Combined with a decrease in atmospheric water vapor and a weaker sun due to the most recent solar cycle, the aerosol finding may explain why climate change has not been accelerating as fast as it did in the 1990s. The effect also illustrates one proposal for so-called geoengineering—the deliberate, large-scale manipulation of the planetary environment—that would use various means to create such sulfuric acid aerosols in the stratosphere to reflect sunlight and thereby hopefully forestall catastrophic climate change.
But that points up another potential problem: if aerosol levels, whether natural or human-made, decline in the future, climate change could accelerate—and China is adding scrubbing technology to its coal-fired power plants to reduce SO2 emissions and thereby minimize acid rain. In effect, fixing acid rain could end up exacerbating global warming.
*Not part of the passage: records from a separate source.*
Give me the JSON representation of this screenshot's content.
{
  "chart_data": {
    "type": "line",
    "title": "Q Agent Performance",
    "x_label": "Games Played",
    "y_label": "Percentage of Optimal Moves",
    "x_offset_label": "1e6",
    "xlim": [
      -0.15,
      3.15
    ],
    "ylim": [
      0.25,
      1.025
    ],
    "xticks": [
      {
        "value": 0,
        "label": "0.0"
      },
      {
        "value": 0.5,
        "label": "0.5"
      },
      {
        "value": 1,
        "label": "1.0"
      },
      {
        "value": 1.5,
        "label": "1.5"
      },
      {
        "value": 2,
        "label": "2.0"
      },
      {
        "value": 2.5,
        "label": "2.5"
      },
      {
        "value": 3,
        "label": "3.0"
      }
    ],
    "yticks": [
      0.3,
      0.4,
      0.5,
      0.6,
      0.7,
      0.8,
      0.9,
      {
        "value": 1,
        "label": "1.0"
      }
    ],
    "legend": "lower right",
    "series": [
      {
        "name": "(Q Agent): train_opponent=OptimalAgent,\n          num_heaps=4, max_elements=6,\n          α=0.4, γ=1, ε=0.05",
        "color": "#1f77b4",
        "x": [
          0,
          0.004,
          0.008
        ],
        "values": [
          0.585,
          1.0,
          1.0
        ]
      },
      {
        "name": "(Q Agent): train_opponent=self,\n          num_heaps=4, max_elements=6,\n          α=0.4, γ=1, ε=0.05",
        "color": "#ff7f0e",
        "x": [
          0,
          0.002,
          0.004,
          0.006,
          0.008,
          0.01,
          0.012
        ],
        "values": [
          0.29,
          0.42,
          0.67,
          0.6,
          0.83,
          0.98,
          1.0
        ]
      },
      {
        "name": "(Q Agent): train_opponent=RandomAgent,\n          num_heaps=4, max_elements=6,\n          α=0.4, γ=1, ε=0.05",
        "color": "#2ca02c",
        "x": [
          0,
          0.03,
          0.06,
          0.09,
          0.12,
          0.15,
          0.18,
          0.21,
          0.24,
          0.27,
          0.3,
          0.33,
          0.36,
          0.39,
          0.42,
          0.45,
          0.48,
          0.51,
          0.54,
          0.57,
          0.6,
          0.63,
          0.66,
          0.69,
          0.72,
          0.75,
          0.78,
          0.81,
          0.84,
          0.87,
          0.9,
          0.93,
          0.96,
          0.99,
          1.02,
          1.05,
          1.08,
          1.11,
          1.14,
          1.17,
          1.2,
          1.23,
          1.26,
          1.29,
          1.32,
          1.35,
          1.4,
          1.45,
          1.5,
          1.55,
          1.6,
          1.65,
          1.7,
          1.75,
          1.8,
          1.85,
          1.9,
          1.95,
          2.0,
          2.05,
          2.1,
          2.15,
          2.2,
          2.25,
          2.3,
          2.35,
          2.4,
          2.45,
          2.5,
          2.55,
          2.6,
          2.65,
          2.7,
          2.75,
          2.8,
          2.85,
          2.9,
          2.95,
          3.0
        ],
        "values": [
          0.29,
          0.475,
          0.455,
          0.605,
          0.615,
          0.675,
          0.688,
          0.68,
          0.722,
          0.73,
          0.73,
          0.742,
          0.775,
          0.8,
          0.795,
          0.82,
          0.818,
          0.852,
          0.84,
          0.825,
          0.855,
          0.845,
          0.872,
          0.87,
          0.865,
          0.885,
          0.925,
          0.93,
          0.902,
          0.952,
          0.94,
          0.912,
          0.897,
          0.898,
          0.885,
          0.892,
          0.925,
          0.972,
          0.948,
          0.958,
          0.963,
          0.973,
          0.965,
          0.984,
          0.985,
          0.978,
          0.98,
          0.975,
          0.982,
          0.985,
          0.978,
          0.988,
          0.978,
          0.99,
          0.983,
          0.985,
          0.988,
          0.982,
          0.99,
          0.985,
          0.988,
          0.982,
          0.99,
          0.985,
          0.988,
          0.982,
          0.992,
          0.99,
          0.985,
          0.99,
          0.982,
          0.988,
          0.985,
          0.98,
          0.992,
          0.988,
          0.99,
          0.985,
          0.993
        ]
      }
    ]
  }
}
China "could cause some decreases [in stratospheric aerosols] if that is the source," Neely says, adding that growing SO2 emissions from India could also increase cooling if humans are the dominant cause of injecting aerosols into the atmosphere. On the other hand, "if some volcanoes that are large enough go off and if they are the dominant cause [of increasing aerosols], then we will probably see some increases" in cooling.